In order to observe the bees on their respective routes, the scientists used the “Fast Lock-On (FLO) Tracking” method developed by Straw’s working group. This involves attaching a small, highly reflective marker to the insect. On a drone, a computer uses image analysis of reflected light to reliably locate the bee within a few milliseconds and keep track of it.

The 255 flight paths analyzed were obtained near the Kaiserstuhl, Germany, in an agricultural region containing hedges, a cornfield and a tree blocking the direct route between the beehive and the food source. “We found a high degree of precision in the flight paths.
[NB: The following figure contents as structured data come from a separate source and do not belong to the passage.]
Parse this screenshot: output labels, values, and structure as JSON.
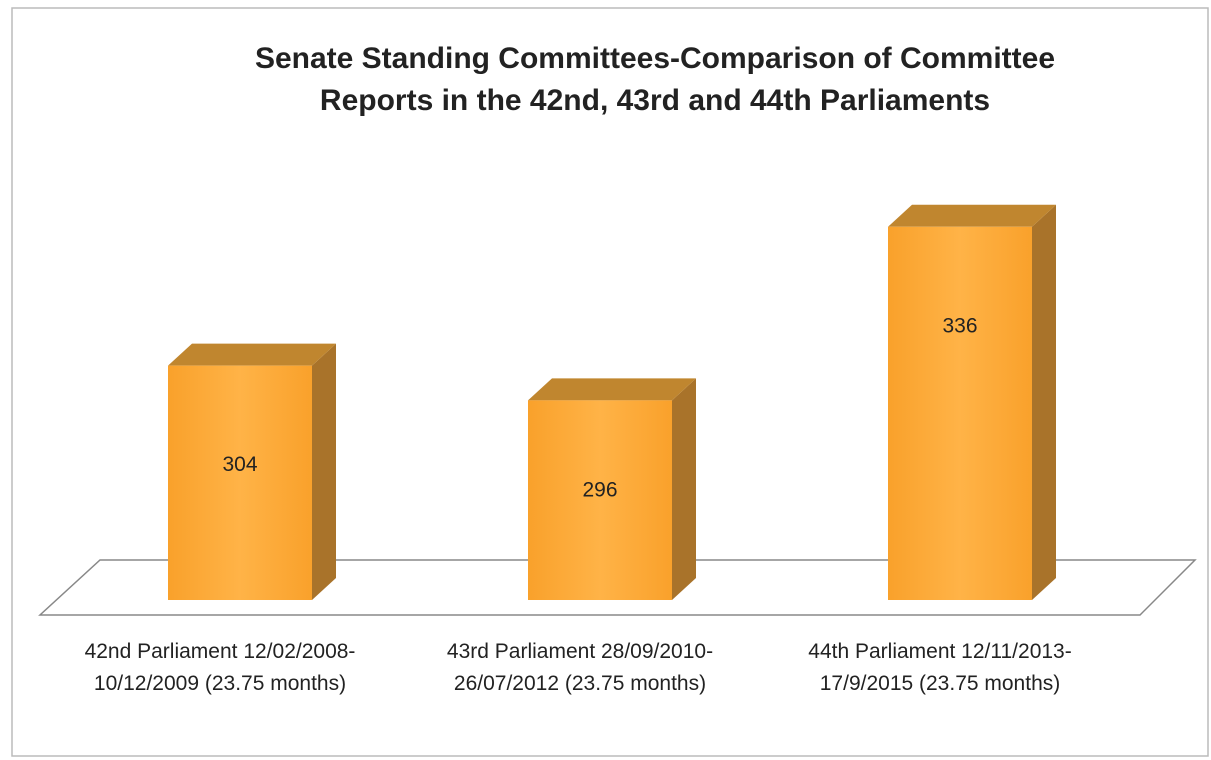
{
  "chart_data": {
    "type": "bar3d",
    "title": "Senate Standing Committees-Comparison of Committee Reports in the 42nd, 43rd and 44th Parliaments",
    "categories": [
      "42nd Parliament 12/02/2008-10/12/2009 (23.75 months)",
      "43rd Parliament 28/09/2010-26/07/2012 (23.75 months)",
      "44th Parliament 12/11/2013-17/9/2015 (23.75 months)"
    ],
    "values": [
      304,
      296,
      336
    ],
    "color": "#f9a12b",
    "ylim": [
      250,
      350
    ]
  }
}
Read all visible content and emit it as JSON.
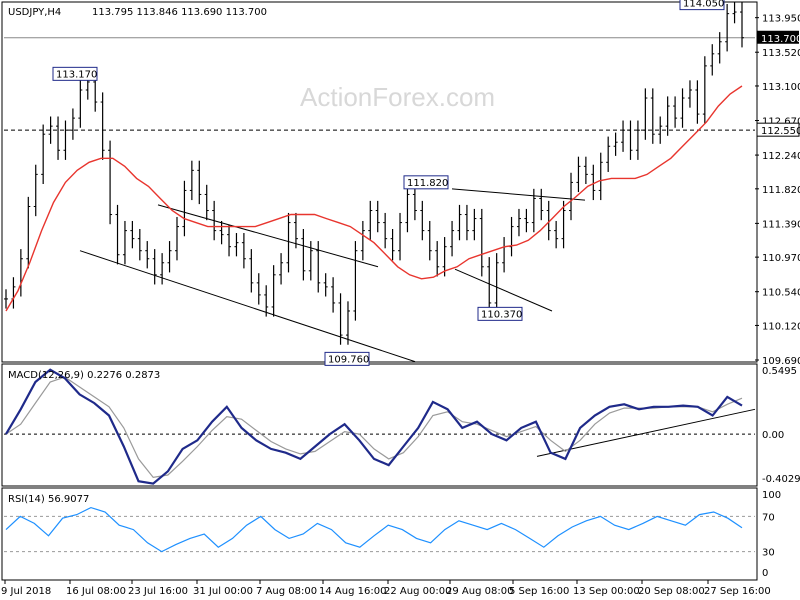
{
  "header": {
    "symbol": "USDJPY,H4",
    "ohlc": "113.795 113.846 113.690 113.700"
  },
  "watermark": "ActionForex.com",
  "colors": {
    "price": "#000000",
    "ma": "#e8352e",
    "macd": "#1f2a8a",
    "signal": "#9a9a9a",
    "rsi": "#1e90ff",
    "label_border": "#1f2a8a"
  },
  "chart_data": [
    {
      "type": "line",
      "panel": "price",
      "title": "USDJPY,H4",
      "ylim": [
        109.69,
        114.12
      ],
      "y_ticks": [
        113.95,
        113.52,
        113.1,
        112.67,
        112.24,
        111.82,
        111.39,
        110.97,
        110.54,
        110.12,
        109.69
      ],
      "x_ticks": [
        "9 Jul 2018",
        "16 Jul 08:00",
        "23 Jul 16:00",
        "31 Jul 00:00",
        "7 Aug 08:00",
        "14 Aug 16:00",
        "22 Aug 00:00",
        "29 Aug 08:00",
        "5 Sep 16:00",
        "13 Sep 00:00",
        "20 Sep 08:00",
        "27 Sep 16:00"
      ],
      "current_price": 113.7,
      "horizontal_level": 112.55,
      "annotations": [
        {
          "label": "113.170",
          "value": 113.17
        },
        {
          "label": "111.820",
          "value": 111.82
        },
        {
          "label": "110.370",
          "value": 110.37
        },
        {
          "label": "109.760",
          "value": 109.76
        },
        {
          "label": "114.050",
          "value": 114.05
        }
      ],
      "series": [
        {
          "values": [
            110.45,
            110.6,
            110.95,
            111.6,
            112.0,
            112.5,
            112.6,
            112.3,
            112.55,
            112.7,
            113.05,
            113.15,
            112.9,
            112.3,
            111.5,
            111.0,
            111.3,
            111.2,
            111.05,
            110.95,
            110.75,
            110.9,
            111.05,
            111.35,
            111.8,
            112.05,
            111.75,
            111.55,
            111.3,
            111.25,
            111.1,
            111.15,
            110.95,
            110.65,
            110.5,
            110.35,
            110.75,
            110.9,
            111.4,
            111.2,
            110.8,
            111.05,
            110.65,
            110.6,
            110.4,
            110.0,
            110.3,
            111.05,
            111.3,
            111.55,
            111.4,
            111.2,
            111.05,
            111.4,
            111.75,
            111.55,
            111.3,
            111.05,
            110.85,
            111.1,
            111.3,
            111.5,
            111.3,
            111.45,
            110.85,
            110.4,
            110.9,
            111.1,
            111.35,
            111.45,
            111.4,
            111.7,
            111.55,
            111.3,
            111.2,
            111.55,
            111.9,
            112.1,
            112.0,
            111.8,
            112.15,
            112.35,
            112.4,
            112.55,
            112.3,
            112.55,
            112.95,
            112.5,
            112.6,
            112.85,
            112.7,
            112.95,
            113.05,
            112.75,
            113.35,
            113.5,
            113.65,
            114.0,
            114.02,
            113.7
          ]
        },
        {
          "name": "MA",
          "values": [
            110.3,
            110.55,
            110.9,
            111.3,
            111.65,
            111.9,
            112.05,
            112.15,
            112.2,
            112.2,
            112.1,
            111.95,
            111.85,
            111.7,
            111.55,
            111.45,
            111.4,
            111.35,
            111.35,
            111.35,
            111.35,
            111.35,
            111.4,
            111.45,
            111.5,
            111.5,
            111.5,
            111.45,
            111.4,
            111.35,
            111.25,
            111.15,
            111.0,
            110.85,
            110.75,
            110.7,
            110.72,
            110.8,
            110.85,
            110.95,
            111.0,
            111.05,
            111.1,
            111.12,
            111.18,
            111.3,
            111.45,
            111.6,
            111.72,
            111.85,
            111.92,
            111.95,
            111.95,
            111.95,
            112.0,
            112.1,
            112.2,
            112.35,
            112.5,
            112.65,
            112.85,
            113.0,
            113.1
          ]
        }
      ]
    },
    {
      "type": "line",
      "panel": "macd",
      "title": "MACD(12,26,9) 0.2276 0.2873",
      "ylim": [
        -0.4029,
        0.5495
      ],
      "y_ticks": [
        0.5495,
        0.0,
        -0.4029
      ],
      "series": [
        {
          "name": "MACD",
          "values": [
            0.0,
            0.2,
            0.42,
            0.52,
            0.45,
            0.32,
            0.25,
            0.15,
            -0.1,
            -0.38,
            -0.4,
            -0.3,
            -0.12,
            -0.05,
            0.1,
            0.22,
            0.05,
            -0.05,
            -0.12,
            -0.15,
            -0.2,
            -0.1,
            0.0,
            0.08,
            -0.05,
            -0.2,
            -0.25,
            -0.1,
            0.05,
            0.26,
            0.2,
            0.05,
            0.1,
            0.0,
            -0.05,
            0.05,
            0.1,
            -0.15,
            -0.2,
            0.05,
            0.15,
            0.22,
            0.24,
            0.2,
            0.22,
            0.22,
            0.23,
            0.22,
            0.15,
            0.3,
            0.23
          ]
        },
        {
          "name": "Signal",
          "values": [
            0.0,
            0.08,
            0.25,
            0.42,
            0.46,
            0.38,
            0.3,
            0.22,
            0.05,
            -0.2,
            -0.35,
            -0.33,
            -0.22,
            -0.1,
            0.03,
            0.14,
            0.12,
            0.03,
            -0.06,
            -0.12,
            -0.16,
            -0.14,
            -0.06,
            0.02,
            0.0,
            -0.12,
            -0.2,
            -0.15,
            -0.02,
            0.15,
            0.18,
            0.1,
            0.08,
            0.03,
            -0.02,
            0.02,
            0.06,
            -0.05,
            -0.14,
            -0.05,
            0.08,
            0.17,
            0.21,
            0.21,
            0.21,
            0.22,
            0.22,
            0.22,
            0.18,
            0.24,
            0.29
          ]
        }
      ]
    },
    {
      "type": "line",
      "panel": "rsi",
      "title": "RSI(14) 56.9077",
      "ylim": [
        0,
        100
      ],
      "y_ticks": [
        100,
        70,
        30,
        0
      ],
      "series": [
        {
          "name": "RSI",
          "values": [
            55,
            70,
            62,
            48,
            68,
            72,
            80,
            75,
            60,
            55,
            40,
            30,
            38,
            45,
            50,
            35,
            45,
            60,
            70,
            55,
            45,
            50,
            62,
            55,
            40,
            35,
            48,
            60,
            55,
            45,
            40,
            55,
            65,
            60,
            55,
            62,
            55,
            45,
            35,
            48,
            58,
            65,
            70,
            60,
            55,
            62,
            70,
            65,
            60,
            72,
            75,
            68,
            57
          ]
        }
      ]
    }
  ]
}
Individual bees repeated their individual flight paths nearly exactly on several flights. They often fly just a few centimeters away from their previous paths,” Straw emphasizes.

The team identified the smallest deviation in the flights near prominent landscape features such as the tree. In contrast, the greatest variability was measured above the cornfield, an area with a very uniform visual structure. “Our results suggest that visual landmarks aid the bees’ navigation and increase the precision of their flight paths,” explains Straw. In contrast, the bees’ uncertainty increases in visually monotonous environments.